In his message he thanked several people, including his mother, his boyfriend “and everyone who somehow helped me, encouraged and gave me his blessing in such an important decision.” (Facebook)

14ymedio bigger14ymedio, Havana, 12 October 2022 — The former Cuban deputy to the National Assembly of People’s Power, Luis Ángel Adán Roble, emigrated to the United States, as confirmed by the young man himself on his social networks. “Meta completed in 72 hours,” he wrote on Facebook on Wednesday along with several symbols that suggest he flew from Cuba to Mexico and crossed the US border

In his message he thanked several people, including his mother, his boyfriend “and everyone who somehow helped me, encouraged me and gave me their blessing in such an important decision.” He also said he was “happy not only to have arrived, but to so many displays of affection.
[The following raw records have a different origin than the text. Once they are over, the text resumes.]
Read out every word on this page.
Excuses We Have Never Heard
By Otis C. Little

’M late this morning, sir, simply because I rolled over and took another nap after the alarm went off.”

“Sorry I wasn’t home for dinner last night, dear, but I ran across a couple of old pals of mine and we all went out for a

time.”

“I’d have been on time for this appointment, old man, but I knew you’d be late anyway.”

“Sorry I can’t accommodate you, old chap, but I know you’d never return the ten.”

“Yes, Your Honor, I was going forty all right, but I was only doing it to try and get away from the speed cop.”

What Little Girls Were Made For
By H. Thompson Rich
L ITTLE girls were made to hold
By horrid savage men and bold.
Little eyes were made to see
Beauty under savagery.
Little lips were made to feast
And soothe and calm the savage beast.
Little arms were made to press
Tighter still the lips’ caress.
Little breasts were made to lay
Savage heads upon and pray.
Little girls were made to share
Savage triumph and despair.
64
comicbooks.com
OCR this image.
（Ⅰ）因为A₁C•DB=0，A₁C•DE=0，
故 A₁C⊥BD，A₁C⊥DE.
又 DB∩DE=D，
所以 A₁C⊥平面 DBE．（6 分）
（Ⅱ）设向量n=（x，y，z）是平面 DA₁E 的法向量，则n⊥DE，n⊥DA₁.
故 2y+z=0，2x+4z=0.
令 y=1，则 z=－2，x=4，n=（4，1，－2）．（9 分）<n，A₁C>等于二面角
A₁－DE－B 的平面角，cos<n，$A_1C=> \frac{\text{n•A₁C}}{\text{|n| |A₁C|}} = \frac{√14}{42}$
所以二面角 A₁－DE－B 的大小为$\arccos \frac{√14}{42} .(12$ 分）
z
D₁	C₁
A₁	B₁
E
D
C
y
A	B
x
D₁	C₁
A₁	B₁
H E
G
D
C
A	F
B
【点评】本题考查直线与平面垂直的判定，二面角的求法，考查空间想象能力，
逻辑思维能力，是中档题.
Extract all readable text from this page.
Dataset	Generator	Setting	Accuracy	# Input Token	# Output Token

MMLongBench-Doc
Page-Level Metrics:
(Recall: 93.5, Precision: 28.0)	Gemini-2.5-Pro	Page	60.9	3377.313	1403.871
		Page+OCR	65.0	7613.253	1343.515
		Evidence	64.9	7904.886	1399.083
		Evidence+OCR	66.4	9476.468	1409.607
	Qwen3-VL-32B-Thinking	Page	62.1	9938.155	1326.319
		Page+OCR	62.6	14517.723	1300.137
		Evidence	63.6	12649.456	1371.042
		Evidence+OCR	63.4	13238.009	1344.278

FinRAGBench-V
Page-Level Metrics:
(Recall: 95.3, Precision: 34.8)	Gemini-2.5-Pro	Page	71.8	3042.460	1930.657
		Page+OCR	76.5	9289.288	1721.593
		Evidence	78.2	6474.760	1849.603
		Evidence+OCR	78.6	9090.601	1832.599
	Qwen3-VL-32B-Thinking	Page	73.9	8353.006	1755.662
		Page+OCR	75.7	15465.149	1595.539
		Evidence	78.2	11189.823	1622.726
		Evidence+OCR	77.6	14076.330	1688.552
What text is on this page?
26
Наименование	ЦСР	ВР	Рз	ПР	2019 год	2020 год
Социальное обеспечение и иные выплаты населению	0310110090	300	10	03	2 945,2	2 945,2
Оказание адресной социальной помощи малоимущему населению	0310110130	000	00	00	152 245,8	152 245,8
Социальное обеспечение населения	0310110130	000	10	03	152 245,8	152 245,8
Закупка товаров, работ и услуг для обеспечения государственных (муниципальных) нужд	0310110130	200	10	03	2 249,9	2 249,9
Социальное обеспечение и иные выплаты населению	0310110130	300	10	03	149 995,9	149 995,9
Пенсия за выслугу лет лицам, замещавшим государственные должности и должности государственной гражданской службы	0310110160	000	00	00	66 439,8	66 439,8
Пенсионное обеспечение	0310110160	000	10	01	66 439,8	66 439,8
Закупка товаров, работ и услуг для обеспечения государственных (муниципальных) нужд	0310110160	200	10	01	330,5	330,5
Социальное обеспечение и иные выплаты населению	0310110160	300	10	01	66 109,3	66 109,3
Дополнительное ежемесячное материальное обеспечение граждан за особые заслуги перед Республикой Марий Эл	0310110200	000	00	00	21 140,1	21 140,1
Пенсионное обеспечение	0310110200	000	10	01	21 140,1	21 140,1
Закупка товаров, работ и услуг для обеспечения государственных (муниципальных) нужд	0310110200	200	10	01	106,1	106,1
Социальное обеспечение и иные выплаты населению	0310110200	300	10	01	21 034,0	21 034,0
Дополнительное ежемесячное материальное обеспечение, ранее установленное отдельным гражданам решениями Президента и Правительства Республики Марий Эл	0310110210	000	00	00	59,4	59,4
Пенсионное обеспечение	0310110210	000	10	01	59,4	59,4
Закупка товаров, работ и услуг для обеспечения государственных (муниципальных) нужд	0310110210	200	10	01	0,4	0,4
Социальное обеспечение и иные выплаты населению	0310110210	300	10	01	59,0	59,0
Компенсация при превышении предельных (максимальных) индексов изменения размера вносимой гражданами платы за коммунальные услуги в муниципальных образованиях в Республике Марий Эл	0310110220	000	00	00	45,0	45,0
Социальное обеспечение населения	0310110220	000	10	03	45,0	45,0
Now, let’s go forward.”

Roble, who was the first openly gay Cuban deputy and LGBTI+ rights activist, left his profession as a doctor at the beginning of 2022, after claiming that his job didn’t provide him with “a decent salary.”

A year earlier he revealed that State Security tried to recruit him and that he had also “been regulated*” by the Ministry of the Interior because they considered him a “person of public interest,” which is why he couldn’t travel outside the country.

In November 2019, Roble posted on his Facebook profile: “At the Extraordinary Meeting of the Municipal Assembly of Centro Habana, Havana, I was granted the release from the position of Municipal Delegate and in turn of Deputy of the National Assembly.”

The text was published a few weeks after the deputy denounced that he couldn’t travel to an international conference in Colombia because the National Centre for Sex Education (CENESEX), led by Raul Castro’s daughter Mariela Castro Espín, denied him its support.

“It’s a little more of the same thing, delayed procedures, playing around or ’I just don’t have the go-ahead’,” he wrote then in a post in which he included several photos with Mariela.

The International Association of Lesbians, Gays, Bisexuals, Trans and Intersex for Latin America and the Caribbean (ILGALAC) was then holding its eighth conference in Colombia, and Roble waited for the authorization of the dean of his faculty but also needed a letter issued by CENESEX, a member of ILGALAC.

“When talking to the Deputy Director of this Institution [CENESEX] I received the answer that they cannot accredit me as an activist to any community social network (although on my previous trip to Colombia in May, they did issue a letter),” Roble said.

The friction with CENESEX began when Roble said that the LGBTI march of May 2019 had not been organized from outside the Island, as Mariela Castro claimed. “It’s a mistake to politicize it and say that it was orchestrated from abroad, nothing farther from the truth, because they are young workers, students, revolutionaries, many of them acquaintances and friends, who made the call,” he stressed.

Shortly after, he amended his statement and ventured that some activists participating in the march received “payments to hold this type of event.”

*Translator’s note: ’Regulated’ is the term applied to individuals by the Cuban government meaning that they are not allowed to leave the country.